I don't necessarily agree with everything (because I've never been involved in a system like this, and I'm a sceptical kind of guy), but it's great to see something different that challenges the way you think.

Architecture in the age of Agile

Rob Smallshire talked to us about architecture in the age of agile.

Lean thinking (I should read The Goal) says that it's all about the flow, and we should reduce our batch size to reduce waste. TDD does a great job of reducing batch size. You get feedback quicker and you find defects earlier. Rob argues that architecture is a counterpart to this; it helps you find defects in your system design earlier, it just works on a different time-scale.

A calendar and a clock also work on a different time scale, but we view these as complementary; not competing.

Architecture is about maximizing our ability to keep working sprint after sprint. Without architecture, how will you ever reach 200 sprints? Scrum is feature driven. I have a backlog of features which I rapidly complete, I throw them into a system and non-functional requirements are emergent properties.

This really clicked for me. In teams I've worked on cross-cutting concerns (performance, usability) often get neglected in scrum. We try to make features out of them, but that never works (how do you estimate "improve performance?"), so they instead get added to the bug tracker, usually split out into lots of little bugs (performance in history pane is too slow, performance on dialog x is too slow). The solution to these is not a local optimization; we should be considering the system and solving it from that perspective.

Rob presented some scary statistics on the half-life of code and developers on systems. On average on any project after about 3 years, 50% of the developers will have left. However, the code often lasts longer than that.

As architects, we should take that into account. Deliberate design provides context and structure and, most importantly, continuity for the project.

Keeping Agile Development from becoming Fragile

Just because you can go fast, doesn't mean you should. (1995 Darwin awards)

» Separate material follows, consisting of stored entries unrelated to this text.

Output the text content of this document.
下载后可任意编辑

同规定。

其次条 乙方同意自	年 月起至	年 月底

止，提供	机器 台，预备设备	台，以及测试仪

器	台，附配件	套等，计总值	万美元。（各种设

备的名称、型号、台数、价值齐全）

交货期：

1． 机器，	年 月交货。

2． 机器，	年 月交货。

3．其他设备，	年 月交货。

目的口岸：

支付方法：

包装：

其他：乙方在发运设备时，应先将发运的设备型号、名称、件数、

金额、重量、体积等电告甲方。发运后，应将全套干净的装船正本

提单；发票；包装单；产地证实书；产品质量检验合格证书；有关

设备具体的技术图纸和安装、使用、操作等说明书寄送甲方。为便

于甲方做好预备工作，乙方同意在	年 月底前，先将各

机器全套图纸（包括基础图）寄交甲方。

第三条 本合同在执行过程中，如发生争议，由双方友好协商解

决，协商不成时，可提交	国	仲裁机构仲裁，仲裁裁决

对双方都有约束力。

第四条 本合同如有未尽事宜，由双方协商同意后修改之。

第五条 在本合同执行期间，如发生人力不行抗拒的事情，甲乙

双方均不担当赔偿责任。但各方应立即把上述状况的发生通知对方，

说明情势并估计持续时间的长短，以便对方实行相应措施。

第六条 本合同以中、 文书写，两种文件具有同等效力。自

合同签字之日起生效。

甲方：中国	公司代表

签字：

In my opinion the technical debt metaphor is over used. In this talk, Howard used conscious technical debt to illustrate the point. That's a trade-off I'm willing to make sometimes, and he gave some good examples of how you could recognize problems early on and counteract them.

Final Thoughts

It's been a bit of a mixed-bag so far. The format of the conference doesn't encourage the conversations that happened at Agile Cambridge. Looking forward to the rest of it though, some exciting sessions on Thursday.